Por Anônimo Torcedor

O torcedor palmeirense terminou (ou iniciou?) a semana em estado de depressão. Também pudera: numa tacada só, a diretoria de um time rival tirou da imensa maioria de nós as esperanças de um bom ano. Para muitos de nós, Um ídolo. Na sequência tivermos que aguentar duas derrotas em seguida para os cariocas. Uma em casa, outra no Maracanã.

Vida dura…

Mas mais que perder duas seguidas, o pior parece ser perder ídolos. Não, não… tem algo pior. Perder a esperança de cultivar ídolos.

Explico: para boa parte da torcida, principalmente aquela porção mais distante da realidade, distante da Turiassu ou da Marquês de São Vicente, distante dos grupos políticos, dos bastidores, do cotidiano, todos são ídolos! A começar pelo nosso Presidente.

É …. é verdade. O Presidente do Palmeiras – qualquer um – passa no início a ser um ídolo. Um observador mais atento perceberia facilmente que, durante a campanha na vergonhosa série B, Paulo Nobre e sua comitiva eram aplaudidos por onde passassem. Pois o torcedor comum é assim. Tira foto até com o roupeiro! Imagina então o nosso presidente, fama de vanguardista super trabalhada! A modernidade a serviço do Palmeiras. Um homem de posses, e do mercado. Um visionário! Ladeado por gente também competente, como o Brunoro (veja, o Palmeiras tem um CEO). Depois do desastre que foram Tirone/Frizzo, agora temos gente com imagem positiva a nos guiar. Aclamados pela mídia, até! Um orgulho do anônimo torcedor!

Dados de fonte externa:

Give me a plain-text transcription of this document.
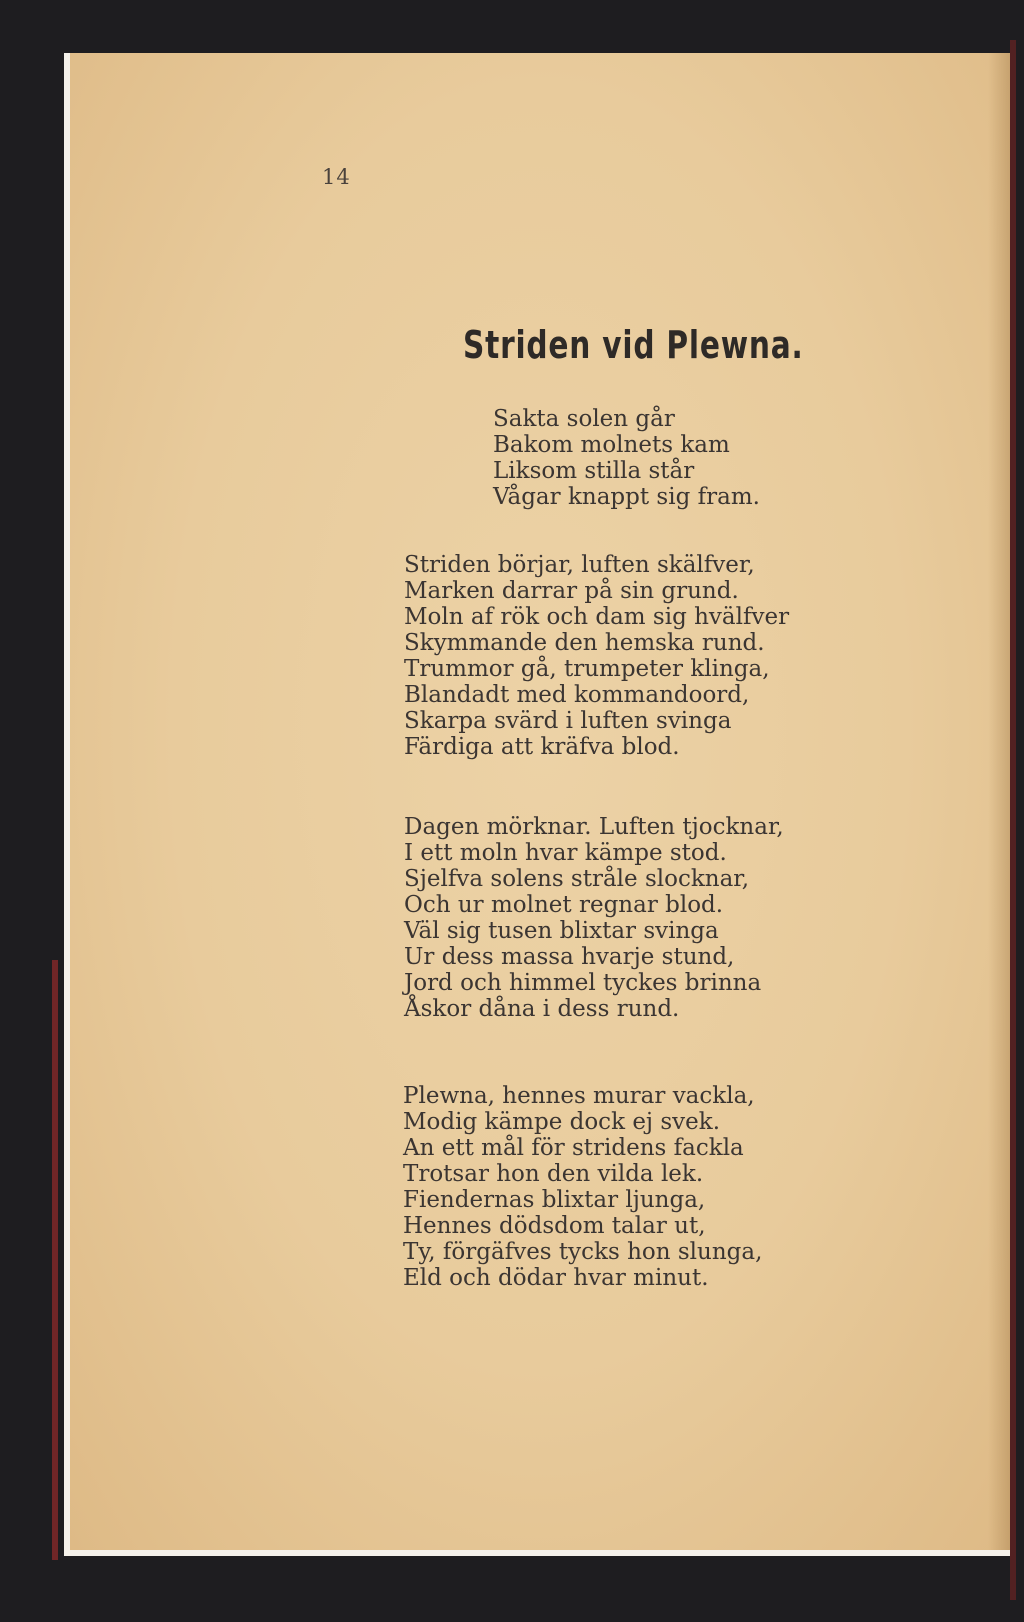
14
Striden vid Plewna.
Sakta solen går
Bakom molnets kam
Liksom stilla står
Vågar knappt sig fram.
Striden börjar, luften skälfver,
Marken darrar på sin grund.
Moln af rök och dam sig hvälfver
Skymmande den hemska rund.
Trummor gå, trumpeter klinga,
Blandadt med kommandoord,
Skarpa svärd i luften svinga
Färdiga att kräfva blod.
Dagen mörknar. Luften tjocknar,
I ett moln hvar kämpe stod.
Sjelfva solens stråle slocknar,
Och ur molnet regnar blod.
Väl sig tusen blixtar svinga
Ur dess massa hvarje stund,
Jord och himmel tyckes brinna
Åskor dåna i dess rund.
Plewna, hennes murar vackla,
Modig kämpe dock ej svek.
An ett mål för stridens fackla
Trotsar hon den vilda lek.
Fiendernas blixtar ljunga,
Hennes dödsdom talar ut,
Ty, förgäfves tycks hon slunga,
Eld och dödar hvar minut.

Pois é… gostamos de ídolos.

E com AK-14 não foi diferente. Alan Kardec ganhou a torcida desde cedo. Com seus gols, sua serenidade, suas entrevistas. Achávamos que usava a camisa 14 numa alusão ao seu papel neste ano tão importante. Quantos de nós nos emocionamos, choramos até, ao ouvir “… que exista um Evair em cada Alan Kardec….”! Era compromissado com o Palmeiras e com o grupo.

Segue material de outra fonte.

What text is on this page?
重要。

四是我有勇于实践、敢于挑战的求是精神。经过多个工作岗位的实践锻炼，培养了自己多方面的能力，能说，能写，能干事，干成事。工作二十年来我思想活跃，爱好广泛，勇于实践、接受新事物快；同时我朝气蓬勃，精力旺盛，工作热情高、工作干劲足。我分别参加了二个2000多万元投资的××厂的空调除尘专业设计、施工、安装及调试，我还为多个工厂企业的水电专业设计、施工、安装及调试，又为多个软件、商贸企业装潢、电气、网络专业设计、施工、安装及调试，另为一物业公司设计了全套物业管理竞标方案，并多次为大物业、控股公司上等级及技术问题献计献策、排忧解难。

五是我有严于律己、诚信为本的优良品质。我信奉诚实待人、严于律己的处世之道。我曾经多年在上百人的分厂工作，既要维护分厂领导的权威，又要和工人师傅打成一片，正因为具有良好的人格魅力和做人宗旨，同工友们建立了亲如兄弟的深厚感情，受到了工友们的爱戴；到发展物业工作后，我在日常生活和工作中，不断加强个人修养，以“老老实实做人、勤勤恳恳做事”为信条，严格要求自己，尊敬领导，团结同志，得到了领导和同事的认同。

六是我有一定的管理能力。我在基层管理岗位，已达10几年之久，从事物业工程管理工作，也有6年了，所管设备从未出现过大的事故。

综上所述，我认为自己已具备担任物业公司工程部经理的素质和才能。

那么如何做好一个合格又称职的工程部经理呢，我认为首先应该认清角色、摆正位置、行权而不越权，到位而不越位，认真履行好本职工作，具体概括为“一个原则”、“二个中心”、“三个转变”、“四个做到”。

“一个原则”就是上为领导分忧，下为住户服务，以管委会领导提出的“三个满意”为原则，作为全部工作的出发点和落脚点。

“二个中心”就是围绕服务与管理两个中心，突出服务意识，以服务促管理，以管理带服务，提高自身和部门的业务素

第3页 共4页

E agora? Para alguns, virou um mercenário! Já ouvimos… “Nem era tão bom assim! E vai conhecer a força da “praga” da nossa torcida!. E viva Henrique!”

Será que esse consolo é suficiente? Criamos um outro tipo de torcedor? Aquele que torce contra os ex-jogadores da SEP?

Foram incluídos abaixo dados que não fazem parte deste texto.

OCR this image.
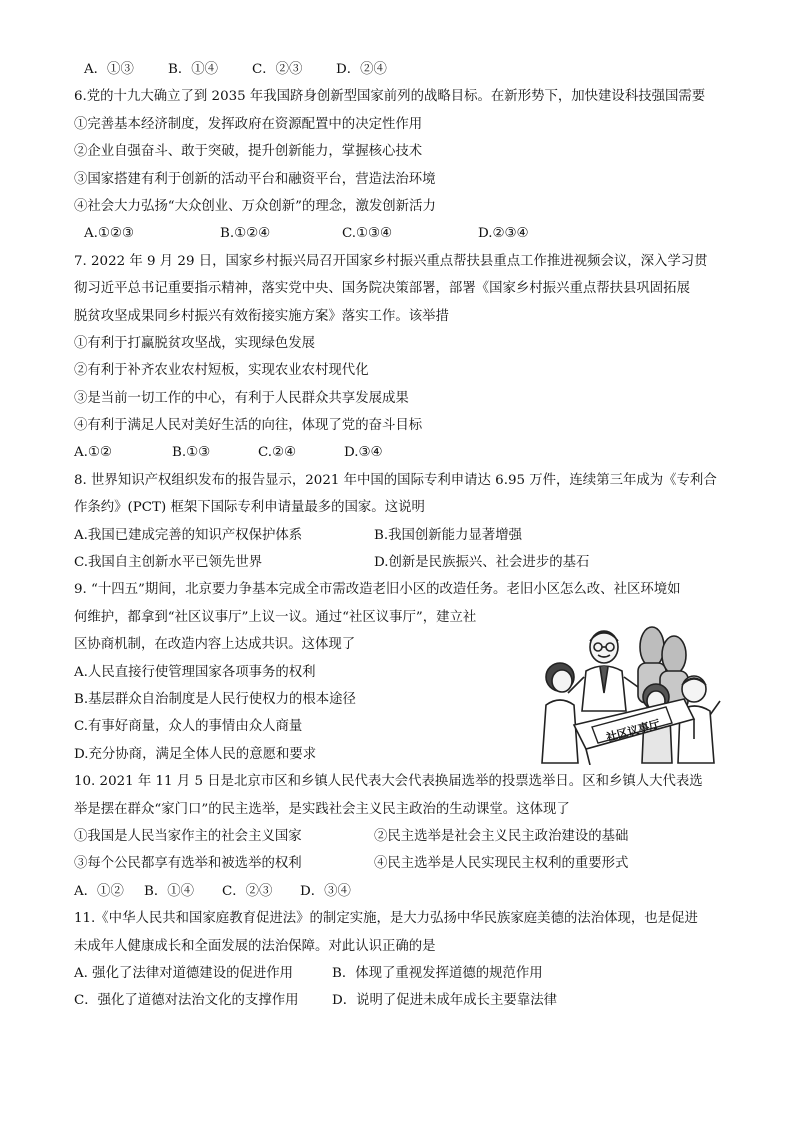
A．①③	B．①④	C．②③	D．②④
6.党的十九大确立了到 2035 年我国跻身创新型国家前列的战略目标。在新形势下，加快建设科技强国需要
①完善基本经济制度，发挥政府在资源配置中的决定性作用
②企业自强奋斗、敢于突破，提升创新能力，掌握核心技术
③国家搭建有利于创新的活动平台和融资平台，营造法治环境
④社会大力弘扬“大众创业、万众创新”的理念，激发创新活力
A.①②③	B.①②④	C.①③④	D.②③④
7. 2022 年 9 月 29 日，国家乡村振兴局召开国家乡村振兴重点帮扶县重点工作推进视频会议，深入学习贯
彻习近平总书记重要指示精神，落实党中央、国务院决策部署，部署《国家乡村振兴重点帮扶县巩固拓展
脱贫攻坚成果同乡村振兴有效衔接实施方案》落实工作。该举措
①有利于打赢脱贫攻坚战，实现绿色发展
②有利于补齐农业农村短板，实现农业农村现代化
③是当前一切工作的中心，有利于人民群众共享发展成果
④有利于满足人民对美好生活的向往，体现了党的奋斗目标
A.①②	B.①③	C.②④	D.③④
8. 世界知识产权组织发布的报告显示，2021 年中国的国际专利申请达 6.95 万件，连续第三年成为《专利合
作条约》(PCT) 框架下国际专利申请量最多的国家。这说明
A.我国已建成完善的知识产权保护体系	B.我国创新能力显著增强
C.我国自主创新水平已领先世界	D.创新是民族振兴、社会进步的基石
9. “十四五”期间，北京要力争基本完成全市需改造老旧小区的改造任务。老旧小区怎么改、社区环境如
何维护，都拿到“社区议事厅”上议一议。通过“社区议事厅”，建立社
区协商机制，在改造内容上达成共识。这体现了
A.人民直接行使管理国家各项事务的权利
B.基层群众自治制度是人民行使权力的根本途径
C.有事好商量，众人的事情由众人商量
D.充分协商，满足全体人民的意愿和要求
10. 2021 年 11 月 5 日是北京市区和乡镇人民代表大会代表换届选举的投票选举日。区和乡镇人大代表选
举是摆在群众“家门口”的民主选举，是实践社会主义民主政治的生动课堂。这体现了
①我国是人民当家作主的社会主义国家	②民主选举是社会主义民主政治建设的基础
③每个公民都享有选举和被选举的权利	④民主选举是人民实现民主权利的重要形式
A．①②	B．①④	C．②③	D．③④
11.《中华人民共和国家庭教育促进法》的制定实施，是大力弘扬中华民族家庭美德的法治体现，也是促进
未成年人健康成长和全面发展的法治保障。对此认识正确的是
A. 强化了法律对道德建设的促进作用	B．体现了重视发挥道德的规范作用
C．强化了道德对法治文化的支撑作用	D．说明了促进未成年成长主要靠法律
社区议事厅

Pois para boa parte dos palestrinos, mesmo que Kardec seja o 5o reserva do Osvaldo por lá, o que interessa, mesmo, é quem vai fazer os gols por aqui.

E depois de mais esta lambança – já tivemos outras; quantos garotos palmeirenses ainda comemoram o gol tampando um olho com a mão? – o que acertou em cheio a grande maioria dos Palmeirenses foi a percepção clara de que este caminho está errado. De que o Palmeiras precisa ser visto e tratado de outra maneira. De que, gigantes que somos, precisamos nos mostrar e agir como gigantes. Com maiores ambições. Numa semana só ouvir do Brunoro que não temos que ser campeões e perder o Alan Kardec para um rival é demais para nosso orgulho.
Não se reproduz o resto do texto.